About The Voltage Control
This is a simply music culture and music technology blog. It began as a kind of nostalgia. Having come back to Australia after most of a decade spent working in the tech industry abroad, I began to think about the prior decade's youthful adventures in and around the music industry. A time where I'd written and performed and toured music, attended a small engineering school and a large music college, as well as plenty of small gigs and large festivals to match, and poured with words and photos as a part of a collection of Australian creatives pulled into the adjacent media in the era of print publications. But then the pandemic happened.

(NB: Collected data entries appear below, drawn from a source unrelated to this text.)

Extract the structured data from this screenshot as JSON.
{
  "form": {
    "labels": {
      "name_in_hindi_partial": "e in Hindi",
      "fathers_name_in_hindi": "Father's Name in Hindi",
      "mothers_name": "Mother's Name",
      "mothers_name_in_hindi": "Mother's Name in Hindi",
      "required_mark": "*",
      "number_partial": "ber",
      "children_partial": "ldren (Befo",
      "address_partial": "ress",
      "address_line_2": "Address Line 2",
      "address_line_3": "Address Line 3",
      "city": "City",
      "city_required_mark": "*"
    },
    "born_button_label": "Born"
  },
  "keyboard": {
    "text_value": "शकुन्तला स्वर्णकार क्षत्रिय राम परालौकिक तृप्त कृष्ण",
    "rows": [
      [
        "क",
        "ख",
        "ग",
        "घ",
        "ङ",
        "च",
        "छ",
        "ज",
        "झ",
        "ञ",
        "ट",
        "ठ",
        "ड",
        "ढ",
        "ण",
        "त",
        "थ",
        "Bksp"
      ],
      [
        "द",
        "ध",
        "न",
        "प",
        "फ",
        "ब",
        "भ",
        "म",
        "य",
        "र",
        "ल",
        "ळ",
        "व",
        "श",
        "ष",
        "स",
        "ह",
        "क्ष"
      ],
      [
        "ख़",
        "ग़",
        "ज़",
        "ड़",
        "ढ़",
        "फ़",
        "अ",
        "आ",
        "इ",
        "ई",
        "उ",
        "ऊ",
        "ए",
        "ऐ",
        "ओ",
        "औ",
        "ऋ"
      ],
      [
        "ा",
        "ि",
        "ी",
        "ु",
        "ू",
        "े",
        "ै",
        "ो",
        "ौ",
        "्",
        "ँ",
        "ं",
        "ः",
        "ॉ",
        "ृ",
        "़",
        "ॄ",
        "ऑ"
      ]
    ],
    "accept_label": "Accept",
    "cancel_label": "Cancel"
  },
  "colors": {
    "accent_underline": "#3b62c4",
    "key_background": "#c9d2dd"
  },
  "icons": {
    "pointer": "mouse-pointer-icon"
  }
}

Like a lot of active technical creatives with global story arcs suddenly cut to the shape of a hoembound apartment during a pandemic lockdown, my thoughts turned inwards, backwards, and even down into the depths of a storage shed which contained the studio that I'd mothballed. Digging through the studio and live gear, still covered in the gig notes and scratches from Segue and Superfluid and D-KO and Silent Shadow and a bunch of other musical adventures, I started to think about how this scene would be repeating around the world.
A generation of artists and creatives who stumbled into this life in their teenage years, created and strived and explored and shared with youthful energy, and then swept away into other life adventures. It can seem trivial - who cares what our bands were or what art we created - but it's also profound. Our individual participations (even just admiring a piece of music or seeing a show as a kid on a night out) are incredibly personal and contextual and nuanced and real and, as we are learning with the booming nostalgia genres like Synthwave going on to to underpin chart topping albums from the likes of The Weeknd and Dua Lipa, culturally (and financially) significant.
The Voltage Control is an outlet for exploring my own passion for the gear and albums and artists and events that contributed in some way to the wider electronic music culture, but also to my own experience of it. In writing about them, I'm focusing my attention, and looking to add either new insights, collect some previously disparate resources, or add a personal experience to nudge the collective knowledge just a little by addition.